Now, I can't go naming names here but some of us have said for some years to our clubs and others that we want the type of firm and fast playability HVGC has and the answers were---"Oh yeah, and do you want fairways and such that look as ratty as theirs do?"
I never exactly noticed that except once about 2-3 years ago. I remember I was on #2 fairway and I said to myself---this really does look ratty as hell. But you know what, it doesn't matter---that fairway and the rest of the course PLAYED great despite it.
The only good courses I've seen in modern times that can and have looked rattier now and then are Fishers, Maidstone and Newport. You should've seen Maidstone about three years ago in the Maidstone Bowl----the fairways were totally fried, all of them. But the thing most don't seem to realize is it really doesn't matter---even totally friend the play just fine---actually more than fine---very interesting.

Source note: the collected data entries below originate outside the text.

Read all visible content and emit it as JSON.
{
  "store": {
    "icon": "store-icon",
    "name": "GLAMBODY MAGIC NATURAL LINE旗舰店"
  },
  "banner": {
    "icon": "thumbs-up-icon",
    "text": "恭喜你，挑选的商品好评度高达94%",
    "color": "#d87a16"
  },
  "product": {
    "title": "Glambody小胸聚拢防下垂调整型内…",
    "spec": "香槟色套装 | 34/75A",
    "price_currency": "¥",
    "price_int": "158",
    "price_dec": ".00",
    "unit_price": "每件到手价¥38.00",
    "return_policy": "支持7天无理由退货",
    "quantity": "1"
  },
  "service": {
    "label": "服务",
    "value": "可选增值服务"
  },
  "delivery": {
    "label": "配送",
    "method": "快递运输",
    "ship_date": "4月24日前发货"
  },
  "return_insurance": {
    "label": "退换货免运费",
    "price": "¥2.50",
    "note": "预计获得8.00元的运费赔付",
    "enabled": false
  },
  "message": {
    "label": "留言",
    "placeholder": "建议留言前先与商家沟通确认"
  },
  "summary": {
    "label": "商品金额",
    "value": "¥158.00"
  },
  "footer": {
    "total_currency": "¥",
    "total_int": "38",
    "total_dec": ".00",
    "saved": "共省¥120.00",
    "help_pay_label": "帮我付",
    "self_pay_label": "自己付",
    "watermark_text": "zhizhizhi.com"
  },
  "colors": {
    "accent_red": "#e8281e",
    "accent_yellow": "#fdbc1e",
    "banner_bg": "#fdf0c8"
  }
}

In conditions like that things like fat shots are actually very minimized.
And on courses like that as soon as it rains, it simply amazing---in just a day or two they are green again.
This is Nature's way Sully, and HVGC for years now is maintaining their golf course in Nature's way, not in some artificial "emergency ward" type way most others do with huge and unnatural over reliance on artificial irrigation and chemicals.
But you know what I guess most of us are coming to understand now or better now? All those courses that look so immaculate and persumably heathy because they're so green, really aren't very healthy. We now know they sure as hell aren't agronomy that's very tough. They exist in a pretty looking state but none-the-less in the agronomic "emergency ward" with over-reliance on artifical water and chemicals just like sick people rely on drugs.
I talked to Linc this morning at length. He wants HVGC to be noticed for what the course is and how it's been maintained. I talked to a few supers today who've been reading this.
Scott might take his processes on the road one of these days and tell others for the first time what he and you all figured out basically on your own. He'll probably do that if he thinks the memberships of other clubs are willing to listen. But if he thinks they aren't he may not do that.
First and foremost Scott Anderson is an advocate that these things have to start within a membership. Supers can do them but they can't do them on their own without some understanding and support amongst the membership. I guess supers can do it on their own if they want to but they'd pretty much have to be willing to put their jobs on the line each and every day.
What I do not know, in answer to your basic question, is if what Scott Anderson refers to as 'significant turf loss' that occurs to the tune of 20-30% during this kind of transition is exactly the same thing as what some of us refer to as "browing out".
That question needs to be answered first and really answered accurately if we on here are going to have an intelligent and benefical discussion on this general subject of firm and fast conditions that're prevalent at all times when it doesn't rain like at HVGC.